Tant qu'il y aura des films


Voir et revoir Pagnol, Visconti, Truffaut
© La Cinémathèque française

Comme chaque été, les films nouveaux et de qualité se font plutôt rares dans les salles jusqu’à la rentrée de septembre. Heureusement, le patrimoine est là… bien vivant ! Cet été dans nos salles, rétrospectives de 10 films de Marcel Pagnol, 4 de Luchino Visconti et 5 de François Truffaut…


Marcel, l’empereur

« Marcel Pagnol, 50 ans : rétrospective en dix films », en salles à partir du 24 juillet

Quoi de neuf ? Pagnol encore et toujours ! À partir du 24 juillet et partout en France, pas moins de dix chefs-d’œuvre seront à l’affiche. De Marius (1931, officiellement réalisé par Alexandre Korda) jusqu’à Topaze (1951), on pourra voir et revoir des films exceptionnels, superbement écrits et réalisés, portés par des distributions épatantes composées notamment de « cabots » de génie tels Raimu et Fernandel. Difficile vraiment de choisir dans ce florilège. Passons donc en revue ces dix pépites.

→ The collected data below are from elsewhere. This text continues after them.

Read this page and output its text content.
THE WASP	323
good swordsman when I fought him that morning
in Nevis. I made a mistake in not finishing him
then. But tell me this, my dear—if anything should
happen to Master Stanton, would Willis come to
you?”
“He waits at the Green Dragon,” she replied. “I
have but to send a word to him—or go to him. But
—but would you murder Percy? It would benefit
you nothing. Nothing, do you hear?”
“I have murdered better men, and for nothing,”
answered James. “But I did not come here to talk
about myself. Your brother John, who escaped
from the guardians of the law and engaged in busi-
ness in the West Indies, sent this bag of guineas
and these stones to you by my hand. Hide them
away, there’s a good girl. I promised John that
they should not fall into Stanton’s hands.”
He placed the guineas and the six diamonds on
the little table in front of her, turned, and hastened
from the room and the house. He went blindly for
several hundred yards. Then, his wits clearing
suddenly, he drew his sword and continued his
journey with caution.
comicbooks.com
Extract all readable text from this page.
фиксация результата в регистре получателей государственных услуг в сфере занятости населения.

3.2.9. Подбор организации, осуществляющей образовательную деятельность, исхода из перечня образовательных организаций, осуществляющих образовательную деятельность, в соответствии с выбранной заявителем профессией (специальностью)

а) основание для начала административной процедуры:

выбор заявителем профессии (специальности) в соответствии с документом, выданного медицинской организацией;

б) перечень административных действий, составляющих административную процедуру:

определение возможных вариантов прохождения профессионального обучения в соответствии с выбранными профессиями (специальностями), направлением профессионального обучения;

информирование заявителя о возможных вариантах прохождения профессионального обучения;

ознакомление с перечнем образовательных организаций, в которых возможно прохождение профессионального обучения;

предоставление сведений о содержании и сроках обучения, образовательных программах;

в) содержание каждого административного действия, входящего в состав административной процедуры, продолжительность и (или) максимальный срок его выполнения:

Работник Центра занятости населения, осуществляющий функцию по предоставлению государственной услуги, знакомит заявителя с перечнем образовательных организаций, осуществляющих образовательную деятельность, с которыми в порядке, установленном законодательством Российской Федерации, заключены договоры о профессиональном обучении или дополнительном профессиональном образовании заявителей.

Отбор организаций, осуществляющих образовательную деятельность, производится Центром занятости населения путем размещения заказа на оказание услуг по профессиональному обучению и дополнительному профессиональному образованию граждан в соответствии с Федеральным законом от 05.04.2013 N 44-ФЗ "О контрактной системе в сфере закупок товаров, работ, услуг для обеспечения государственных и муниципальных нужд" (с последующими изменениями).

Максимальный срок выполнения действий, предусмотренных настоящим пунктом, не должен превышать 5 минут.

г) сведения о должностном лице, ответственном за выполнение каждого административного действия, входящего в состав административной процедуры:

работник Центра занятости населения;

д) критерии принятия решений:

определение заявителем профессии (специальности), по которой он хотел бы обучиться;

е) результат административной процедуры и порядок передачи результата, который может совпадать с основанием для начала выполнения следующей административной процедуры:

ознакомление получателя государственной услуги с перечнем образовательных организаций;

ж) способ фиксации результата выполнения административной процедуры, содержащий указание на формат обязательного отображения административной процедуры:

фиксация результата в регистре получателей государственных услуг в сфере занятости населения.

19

La fameuse trilogie marseillaise d’abord : Marius, Fanny, César. Lorsque Pagnol adapte sa pièce Marius pour la porter à l’écran, le cinéma parlant est encore balbutiant. Sur le tournage, un ingénieur du son américain ose dire que la voix de Raimu ne passe pas et que le son est inaudible. Pagnol laisse passer un ange plutôt que de lui passer un savon – ses colères sont homériques. Au-delà du pittoresque marseillais auquel le film a été rattaché, affiches de Dubout aidant, Marius, comme les deux autres volets qui suivront, vaut bien mieux que cela. Sous les rires, l’accent, les galéjades et même le jeu atroce d’Orane Demazis dans le rôle de Fanny, il se déroule autre chose : les liens d’un père avec son fils et l’émancipation plus ou moins réussie de ce dernier. Cette trilogie n’est rien de moins qu’un classique du cinéma français.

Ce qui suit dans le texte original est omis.